That is a good first step which you can adjust later based on real stats
On Jul 24, 2011 6:58 PM, "Jakub Liska" <[email protected]> wrote:
> So that use assumption that tika is always right and that document of
> particular mime type should have corresponding extension ? But what
> about existence of multiple extensions per mime type ? should I always
> get the first one ?
>
> On Mon, Jul 25, 2011 at 1:36 AM, Mark Kerzner <[email protected]>
wrote:
>> Attach the right extension at the end of the wrong one
>>
>> On Jul 24, 2011 6:33 PM, "Jakub Liska" <[email protected]> wrote:
>>> Hey, I have this decision I can't make, what should one do when user
>>> uploads a document with file extension A but the file's detected mime
>>> type corresponds to extension B ? In most cases it could yield
>>> problems right ? I can't decide on the way of dealing with this.
>>>
>>> Warn user ? No...
>>> Change file name ext to Mime type extension ? Probably yes
>>> Do not use any extension ? Can't, documents will be accessible to
>>> different users right away
>>>
>>> What is the proper steps to verify integrity of these documents anyway
>>> html,doc,docx,odt,txt,rtf,srt,sub,pdf,odf,odp,xls,ppt ? Or at least
>>> for some types
>>>
>>> I guess that inputStream is always 99,99% read properly from MultiPart
>>> request otherwise exception would be thrown and action taken.

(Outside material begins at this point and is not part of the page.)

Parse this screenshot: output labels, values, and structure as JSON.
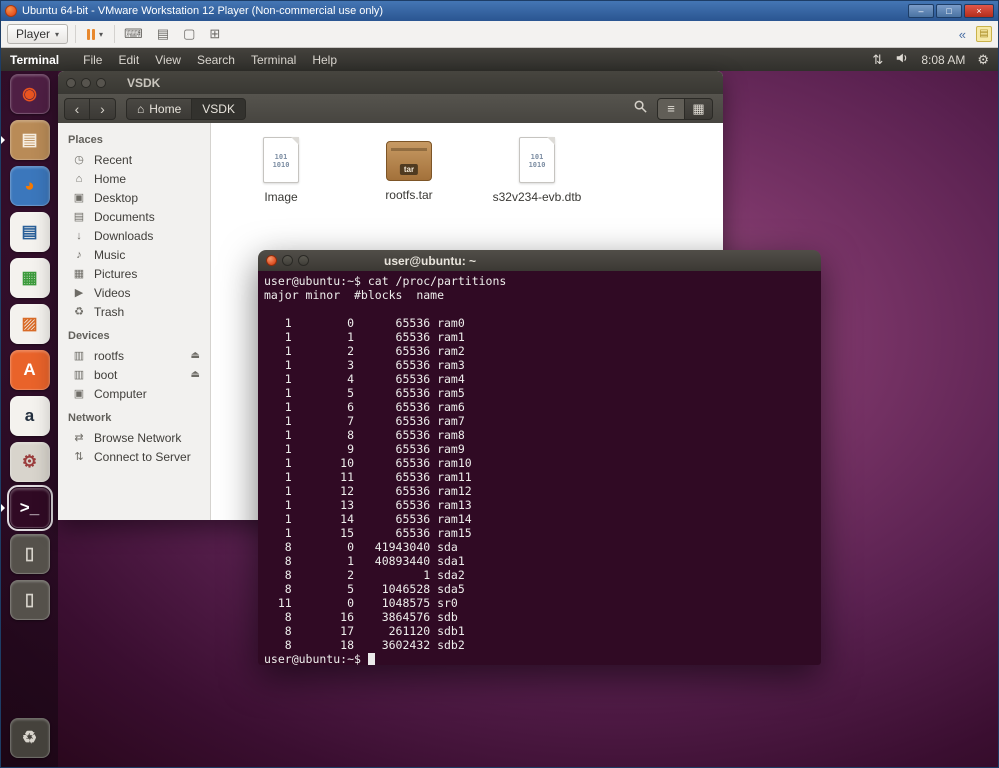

>>> But user can upload already corrupted file, MS docs, PDF or open
>>> document - do I use third party libraries for checking that ? Didn't
>>> see anything like that in odftoolkit, itextpdf or pdfbox
>>>
>>> I just get Media Type
>>>
>>> protected MediaType getContentType(InputStream is, String
>>> httpReqContentType) throws SystemException {
>>> MediaType httpReqMediaType = MediaType.parse(httpReqContentType);
>>> MediaType mediaType;
>>> try {
>>> mediaType = MediaType.parse(tika.detect(is));
>>> } catch (IOException ioe) {
>>> throw new SystemException(ioe.getMessage(), ioe);
>>> }
>>> if (mediaType.equals(MediaType.OCTET_STREAM) && httpReqMediaType !=
>>> null && !httpReqMediaType.equals(MediaType.OCTET_STREAM))
>>> return httpReqMediaType;
>>> else
>>> return mediaType;
>>> }
>>>
>>> Then I check whether it matches one of my supported mime types and
>>> then the file is meant to be deliver to a third party customer - which
>>> is practically mission critical here.
>>>
>>> What do you guys do in addition to what I just said for everything to
>>> be rock solid ? Can it produce a lot of emails from customers about
>>> not getting what they expected ?
>>